“Solo el egoísmo tiene patria
¡la fraternidad no la tiene!”.
Lamartine
Bajo la ominosa sombra de la violencia bélica y la “cobeligerancia” que se asoma como una nueva forma de casus belli en el continente, se presenta el escenario para debatir a fondo la territorialidad de los Derechos Humanos desde la perspectiva y compromiso asumidos por los estados fundadores de la Organización de los Derechos Humanos al término de la II Guerra Mundial.
Baste recuperar la redacción del artículo 1 de la Declaración Universal de los Derechos Humanos de 1948, para refrendar el espíritu de fraternidad que animó a los redactores del documento a declarar la igualdad universal de todos los seres humanos: los que nacemos en libertad, que somos iguales en derecho y dignidad, y que dotados de razón y consciencia el trato entre nosotros debe ser el de hermanos en una casa común.
Obvia recordar que estos conceptos expresan la aspiración pacifista de quienes constataron los horrores de la violencia bélica, provocada por ofensores y defensores, cuyo resultado obliga a la no repetición de esos hechos; por ello hoy enfrentamos la urgente necesidad de la búsqueda de una solución diplomática a los conflictos, tal y como nuestro país ha expresado en todos los foros internacionales.
Estoy convencido del firme compromiso del Consejo de Europa en la defensa de los Derechos Humanos, en función a ella ratifico la urgencia de recuperar y revitalizar el debate entre el canadiense John Peters Humprey, el francés René Cassin, la estadunidense Eleonor Roosevelt, el chino Pen Chung-Chan, el libanés Charles Malik, el australiano William Hodgson, el chileno Hernán Santa Cruz, el ruso Alexander Bogomolov y el británico Charles Duke, para elaborar la Declaración a la Asamblea General de las Naciones Unidas que nuestro representante ante ese organismo, el mexicano Luis Padilla Nervo, deberá signar en nombre del Estado Mexicano.
Un análisis profundo de los documentos y minutas, así como de los borradores de ese documento fundacional, acredita la convicción de generar un instrumento universal que promueva y defienda los derechos básicos de todos los seres humanos del planeta, entendiendo que la territorialidad de esos derechos estriba en el cuerpo de cada ser humano y no en su origen étnico ni en su pertenencia a un estado nacional determinado, o a religión o ideología, e indistintamente de su sexo y edad.
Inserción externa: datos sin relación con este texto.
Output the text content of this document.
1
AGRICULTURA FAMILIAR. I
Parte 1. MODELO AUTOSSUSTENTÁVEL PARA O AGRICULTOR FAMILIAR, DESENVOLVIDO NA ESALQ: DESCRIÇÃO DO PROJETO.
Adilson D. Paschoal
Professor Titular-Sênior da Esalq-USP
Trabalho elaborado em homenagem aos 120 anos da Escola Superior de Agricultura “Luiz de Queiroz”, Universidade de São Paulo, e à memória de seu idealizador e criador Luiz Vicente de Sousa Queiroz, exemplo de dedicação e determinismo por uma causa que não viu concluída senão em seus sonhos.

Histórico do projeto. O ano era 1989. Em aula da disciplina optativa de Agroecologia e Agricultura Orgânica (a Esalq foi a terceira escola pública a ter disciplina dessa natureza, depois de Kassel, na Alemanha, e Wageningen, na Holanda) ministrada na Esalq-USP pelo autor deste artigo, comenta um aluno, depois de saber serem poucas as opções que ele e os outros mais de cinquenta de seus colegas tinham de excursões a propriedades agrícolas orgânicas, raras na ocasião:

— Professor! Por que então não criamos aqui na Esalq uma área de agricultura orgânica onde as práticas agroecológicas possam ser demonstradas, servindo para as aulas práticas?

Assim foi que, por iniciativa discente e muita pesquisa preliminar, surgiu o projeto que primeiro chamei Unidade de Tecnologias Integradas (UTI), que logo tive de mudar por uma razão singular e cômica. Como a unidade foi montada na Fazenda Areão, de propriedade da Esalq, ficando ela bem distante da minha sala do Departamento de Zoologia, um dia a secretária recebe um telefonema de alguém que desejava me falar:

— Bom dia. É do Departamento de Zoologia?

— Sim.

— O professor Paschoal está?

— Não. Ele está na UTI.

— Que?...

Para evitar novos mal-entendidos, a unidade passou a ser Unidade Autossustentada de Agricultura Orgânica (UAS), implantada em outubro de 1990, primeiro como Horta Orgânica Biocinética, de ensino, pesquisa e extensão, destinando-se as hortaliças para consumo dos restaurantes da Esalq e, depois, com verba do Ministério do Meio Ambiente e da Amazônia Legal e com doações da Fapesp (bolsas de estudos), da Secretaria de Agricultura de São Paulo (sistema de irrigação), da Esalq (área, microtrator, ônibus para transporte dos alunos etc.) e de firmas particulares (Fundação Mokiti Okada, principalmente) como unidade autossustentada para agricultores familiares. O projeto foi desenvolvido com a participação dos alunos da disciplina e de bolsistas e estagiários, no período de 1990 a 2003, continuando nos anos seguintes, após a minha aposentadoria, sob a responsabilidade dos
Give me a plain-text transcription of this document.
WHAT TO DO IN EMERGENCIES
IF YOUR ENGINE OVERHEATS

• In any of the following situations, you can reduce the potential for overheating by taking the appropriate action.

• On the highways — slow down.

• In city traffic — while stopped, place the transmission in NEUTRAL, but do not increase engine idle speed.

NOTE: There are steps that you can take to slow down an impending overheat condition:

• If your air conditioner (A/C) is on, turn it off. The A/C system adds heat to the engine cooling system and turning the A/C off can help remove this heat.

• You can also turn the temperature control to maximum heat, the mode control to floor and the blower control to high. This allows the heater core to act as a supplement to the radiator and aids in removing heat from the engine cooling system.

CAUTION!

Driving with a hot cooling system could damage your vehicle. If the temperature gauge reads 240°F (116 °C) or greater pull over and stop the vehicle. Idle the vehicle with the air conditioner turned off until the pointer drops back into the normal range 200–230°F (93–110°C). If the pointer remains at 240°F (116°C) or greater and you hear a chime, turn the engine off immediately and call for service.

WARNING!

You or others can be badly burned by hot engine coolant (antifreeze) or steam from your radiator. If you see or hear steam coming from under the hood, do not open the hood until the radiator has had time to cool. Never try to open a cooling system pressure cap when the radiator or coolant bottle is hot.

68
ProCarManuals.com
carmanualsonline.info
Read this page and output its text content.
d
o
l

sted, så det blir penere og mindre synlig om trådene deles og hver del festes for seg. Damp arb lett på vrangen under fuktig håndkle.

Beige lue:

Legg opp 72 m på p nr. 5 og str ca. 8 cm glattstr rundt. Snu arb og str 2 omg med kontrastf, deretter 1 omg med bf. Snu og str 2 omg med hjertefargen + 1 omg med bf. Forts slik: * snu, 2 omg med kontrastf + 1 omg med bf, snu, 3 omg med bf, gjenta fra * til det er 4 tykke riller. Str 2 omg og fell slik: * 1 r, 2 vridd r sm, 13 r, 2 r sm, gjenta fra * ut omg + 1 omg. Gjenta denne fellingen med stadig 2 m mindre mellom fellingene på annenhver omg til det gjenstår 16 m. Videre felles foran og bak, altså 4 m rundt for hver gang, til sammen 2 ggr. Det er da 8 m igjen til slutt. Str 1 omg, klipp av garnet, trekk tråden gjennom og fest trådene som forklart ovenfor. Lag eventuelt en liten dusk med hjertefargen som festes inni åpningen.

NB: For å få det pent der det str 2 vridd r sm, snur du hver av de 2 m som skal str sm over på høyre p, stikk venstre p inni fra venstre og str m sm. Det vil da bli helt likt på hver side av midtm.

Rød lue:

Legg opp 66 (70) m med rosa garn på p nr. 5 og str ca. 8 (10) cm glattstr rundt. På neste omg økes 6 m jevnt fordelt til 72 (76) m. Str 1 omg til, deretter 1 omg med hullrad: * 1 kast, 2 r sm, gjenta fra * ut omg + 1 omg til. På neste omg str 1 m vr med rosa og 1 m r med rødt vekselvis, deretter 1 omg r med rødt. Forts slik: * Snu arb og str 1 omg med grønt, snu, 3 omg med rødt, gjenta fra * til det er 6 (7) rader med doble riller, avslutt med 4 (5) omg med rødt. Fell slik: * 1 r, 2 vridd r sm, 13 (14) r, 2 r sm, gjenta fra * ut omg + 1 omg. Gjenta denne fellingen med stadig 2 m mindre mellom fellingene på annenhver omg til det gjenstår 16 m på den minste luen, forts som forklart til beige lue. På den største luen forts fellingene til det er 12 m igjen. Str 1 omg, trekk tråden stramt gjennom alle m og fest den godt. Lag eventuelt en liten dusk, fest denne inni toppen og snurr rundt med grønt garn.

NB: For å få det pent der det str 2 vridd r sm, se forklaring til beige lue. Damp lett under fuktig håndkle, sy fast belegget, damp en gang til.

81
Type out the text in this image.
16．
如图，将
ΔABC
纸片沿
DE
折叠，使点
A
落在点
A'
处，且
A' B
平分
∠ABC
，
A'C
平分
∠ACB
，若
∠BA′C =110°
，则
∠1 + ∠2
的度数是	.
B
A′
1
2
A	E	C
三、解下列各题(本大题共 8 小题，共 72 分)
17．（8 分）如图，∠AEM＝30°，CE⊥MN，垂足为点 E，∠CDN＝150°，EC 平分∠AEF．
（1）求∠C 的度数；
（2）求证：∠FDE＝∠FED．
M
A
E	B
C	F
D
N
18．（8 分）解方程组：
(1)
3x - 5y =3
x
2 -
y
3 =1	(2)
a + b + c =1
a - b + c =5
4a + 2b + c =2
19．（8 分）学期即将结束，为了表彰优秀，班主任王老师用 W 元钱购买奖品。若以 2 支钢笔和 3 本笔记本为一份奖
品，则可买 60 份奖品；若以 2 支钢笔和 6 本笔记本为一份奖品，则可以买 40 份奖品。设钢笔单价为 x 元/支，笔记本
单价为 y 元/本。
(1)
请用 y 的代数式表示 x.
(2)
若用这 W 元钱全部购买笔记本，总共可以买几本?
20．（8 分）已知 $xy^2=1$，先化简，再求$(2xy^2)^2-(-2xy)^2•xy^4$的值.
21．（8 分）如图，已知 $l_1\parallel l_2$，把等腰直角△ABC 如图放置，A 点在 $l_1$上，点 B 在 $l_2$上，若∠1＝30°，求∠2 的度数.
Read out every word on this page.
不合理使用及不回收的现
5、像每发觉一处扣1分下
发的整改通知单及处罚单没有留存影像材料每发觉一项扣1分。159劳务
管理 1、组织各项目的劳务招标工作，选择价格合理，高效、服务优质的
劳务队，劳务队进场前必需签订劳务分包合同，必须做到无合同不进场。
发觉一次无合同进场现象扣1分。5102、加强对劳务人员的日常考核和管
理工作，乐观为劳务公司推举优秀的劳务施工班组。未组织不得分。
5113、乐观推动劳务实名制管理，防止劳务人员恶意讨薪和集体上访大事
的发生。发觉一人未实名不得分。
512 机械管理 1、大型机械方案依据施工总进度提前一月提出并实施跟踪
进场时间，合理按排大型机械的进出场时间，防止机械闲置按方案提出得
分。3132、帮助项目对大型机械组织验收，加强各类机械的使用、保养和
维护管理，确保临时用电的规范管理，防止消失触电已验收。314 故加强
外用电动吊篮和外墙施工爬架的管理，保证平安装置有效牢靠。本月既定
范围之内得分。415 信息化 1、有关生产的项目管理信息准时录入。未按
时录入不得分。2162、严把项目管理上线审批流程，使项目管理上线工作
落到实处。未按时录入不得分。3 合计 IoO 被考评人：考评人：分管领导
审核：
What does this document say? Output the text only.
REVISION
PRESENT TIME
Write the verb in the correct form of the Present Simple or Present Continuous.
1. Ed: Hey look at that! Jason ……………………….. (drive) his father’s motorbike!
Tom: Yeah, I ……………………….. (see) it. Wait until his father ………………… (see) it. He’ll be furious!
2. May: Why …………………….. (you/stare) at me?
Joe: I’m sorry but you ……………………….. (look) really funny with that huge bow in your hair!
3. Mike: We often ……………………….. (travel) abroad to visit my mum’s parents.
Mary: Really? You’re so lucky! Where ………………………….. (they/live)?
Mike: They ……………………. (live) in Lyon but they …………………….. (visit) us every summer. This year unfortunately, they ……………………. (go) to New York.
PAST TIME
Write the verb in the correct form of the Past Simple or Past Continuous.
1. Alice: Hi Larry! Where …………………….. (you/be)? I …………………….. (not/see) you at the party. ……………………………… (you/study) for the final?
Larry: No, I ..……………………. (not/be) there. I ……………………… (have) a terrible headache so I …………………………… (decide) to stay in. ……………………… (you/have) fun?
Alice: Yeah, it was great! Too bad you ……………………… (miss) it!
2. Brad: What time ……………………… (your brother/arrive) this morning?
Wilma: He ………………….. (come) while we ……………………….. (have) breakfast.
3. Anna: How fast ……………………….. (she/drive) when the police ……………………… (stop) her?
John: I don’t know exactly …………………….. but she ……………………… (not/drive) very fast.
Recupero este proceso de investigación que ya en el pasado inmediato nos sirvió para defender las explicitud del título de la Ley de Cultura de los Habitantes y Visitantes de la Ciudad de México, atacado por algunos sectores que, amparados bajo un principio de obviedad, se resistían a la urgencia de expresar a la población que la territorialidad de los Derechos Humanos es el cuerpo humano, que el escenario del ejercicio de esos derechos es el mundo entero, y que el ejercicio colectivo de dichos derechos es el principio de la fraternidad en el sentido humanista de este valor civilizatorio.
Lamentablemente, en el resto del mundo los valores universales de los Derechos Humanos se han subsumido a intereses económicos y políticos que los alejan de la aspiración de la fraternidad universal y que debe resurgir como elemento de cohesión mundial ante las realidades sanitarias y climáticas que afectan y afectarán indistintamente, en cualquier latitud, al género humano.
La recuperación del humanismo que sustenta las políticas públicas de México y su postura diplomática aportarán mucho a una solución pacífica a los numerosos conflictos que se registran en diversas latitudes del mundo; así, hoy más que nunca es perentorio rescatar a Lamartine en la profundidad de sus reflexiones sobre las desviaciones y egoísmos que en nombre de un malentendido nacionalismo promueven ciertos patriotas ante la fraternidad universal.